By Hanan Rawashdeh
The word memorial is defined as “serving to preserve remembrance”- Merriam Webster Dictionary In other words a memorial functions as a public memory that is radically bivalent in its temporality as it attaches the future to the past by further remembering the same event . When we look at the many forms of memorial throughout history we will notice that the functionality of the memorial has developed. Historical monuments such as the Triumph Arch served as a public reminder of victory and triumph of Napoleon’s army. Its monumentality and stable form stands out to send a message of power and stability in the ruling of Napoleon and honoring the sacrifice of the soldiers.
“Public monuments embody characteristic massiveness and solidity almost literally enforce this futurity, while inscriptions and certain easily identifiable features (such as those of the giant seated Abraham Lincoln of the Lincoln Memorial) pull them toward the past they honor. The enduringness of the construction itself acts to cement the strong bond between past they honor. “Edward Casey continues to explain in his article “Public Memory in the Making”. Of course this doesn’t mean that public memory acquires something of long lasting physical properties to remark … sometimes a eulogy serves as a memorial the simplicity of reading these words aloud before others directs their attention to the character and accomplishment of the deceased. Sometimes a simple image can become an icon of public memory for what started as a record of a transient moment gains its own permanence in the annals of such memory, for example the killing of the Palestinian boy Mohammed Al Durra while clutching against his father in protection from the Israeli shootings.
What does it MEAN to be part of a Public memory?

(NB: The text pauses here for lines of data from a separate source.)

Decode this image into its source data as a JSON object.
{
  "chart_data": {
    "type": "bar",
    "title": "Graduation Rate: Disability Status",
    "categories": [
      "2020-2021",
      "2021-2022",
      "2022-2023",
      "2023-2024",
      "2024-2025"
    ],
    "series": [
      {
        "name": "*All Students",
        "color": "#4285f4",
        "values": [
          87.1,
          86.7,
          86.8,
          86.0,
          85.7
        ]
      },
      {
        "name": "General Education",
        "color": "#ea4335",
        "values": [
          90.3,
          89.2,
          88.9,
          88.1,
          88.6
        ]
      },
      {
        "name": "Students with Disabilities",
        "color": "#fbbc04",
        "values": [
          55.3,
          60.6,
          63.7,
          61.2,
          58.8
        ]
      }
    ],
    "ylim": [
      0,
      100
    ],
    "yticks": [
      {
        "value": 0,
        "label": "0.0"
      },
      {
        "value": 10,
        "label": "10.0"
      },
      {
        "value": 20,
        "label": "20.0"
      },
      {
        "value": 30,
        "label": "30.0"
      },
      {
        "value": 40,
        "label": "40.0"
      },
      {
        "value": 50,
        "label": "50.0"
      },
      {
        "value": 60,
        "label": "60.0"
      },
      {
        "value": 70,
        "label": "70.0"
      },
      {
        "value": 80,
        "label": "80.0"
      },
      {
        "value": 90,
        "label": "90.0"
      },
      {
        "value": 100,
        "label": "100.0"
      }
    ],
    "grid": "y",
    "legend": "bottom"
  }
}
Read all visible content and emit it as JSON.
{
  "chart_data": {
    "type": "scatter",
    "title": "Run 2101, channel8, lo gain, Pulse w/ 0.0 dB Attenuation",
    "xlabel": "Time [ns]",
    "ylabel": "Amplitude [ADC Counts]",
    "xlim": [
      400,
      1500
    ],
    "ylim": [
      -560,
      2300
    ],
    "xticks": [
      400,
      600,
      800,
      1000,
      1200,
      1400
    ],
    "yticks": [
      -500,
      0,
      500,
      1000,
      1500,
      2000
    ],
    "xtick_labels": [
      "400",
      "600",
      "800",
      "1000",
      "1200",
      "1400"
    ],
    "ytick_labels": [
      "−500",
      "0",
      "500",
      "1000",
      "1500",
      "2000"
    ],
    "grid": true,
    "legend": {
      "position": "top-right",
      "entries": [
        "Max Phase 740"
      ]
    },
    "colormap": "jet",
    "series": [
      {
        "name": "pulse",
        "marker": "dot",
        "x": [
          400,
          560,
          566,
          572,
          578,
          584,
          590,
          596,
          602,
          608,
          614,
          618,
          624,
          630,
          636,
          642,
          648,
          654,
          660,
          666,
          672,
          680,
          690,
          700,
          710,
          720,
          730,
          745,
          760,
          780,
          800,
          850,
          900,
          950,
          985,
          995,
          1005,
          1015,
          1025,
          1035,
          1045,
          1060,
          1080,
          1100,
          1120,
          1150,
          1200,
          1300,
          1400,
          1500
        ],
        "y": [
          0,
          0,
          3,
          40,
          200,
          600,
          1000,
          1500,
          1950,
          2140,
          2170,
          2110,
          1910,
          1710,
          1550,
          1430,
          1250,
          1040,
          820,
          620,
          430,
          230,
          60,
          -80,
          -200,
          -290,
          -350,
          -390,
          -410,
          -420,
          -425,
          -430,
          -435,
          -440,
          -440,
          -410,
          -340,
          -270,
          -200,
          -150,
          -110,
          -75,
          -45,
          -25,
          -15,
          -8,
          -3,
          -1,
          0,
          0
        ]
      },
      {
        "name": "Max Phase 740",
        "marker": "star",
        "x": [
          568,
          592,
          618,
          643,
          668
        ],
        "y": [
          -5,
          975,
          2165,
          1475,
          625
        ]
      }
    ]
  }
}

It’s almost like holding responsibility of keeping someone, something or some event alive in memory ….for instance in the case of the triumphal arch a victory not to be forgotten, In the Lutyens memorial an honor to the missing British and South African Soldiers who died in the Battles of the Somme of the First World War unexpected experience when one visits. Cases like the victims of 9-11 attention is brought to the public as if to say that these victims can’t speak for themselves so we need to speak for them. As Edward Casey describes the act of “Remembering it for you, if you were not there yourself”
The Role of place in memory:
Location and place plays a special role in the functionality of the public memorials. “Place provides the vital substructure of public memory not only by virtue of certain of its overt features such as being polygonal park or a curving black marble wall but also for the very practical reason that it offers an arena in which human bodies can come into proximity. Such proximity is for the sake of a shared public presence that can be accomplished only when people congregate for a common purpose. This presence is really a co presence; of each to the other, a specifically antihuman presence, an embodied community.”Edward Casey
In conclusion, memorials are processes involving a constellation of meanings, symbols, emotions, memories and narratives. Memorials are not inherently about reconciliation but they can come to be used to communicate reconciliatory message. As a result a memorial can come by many forms from high monuments to simple landscape elements as long as a message is perceived.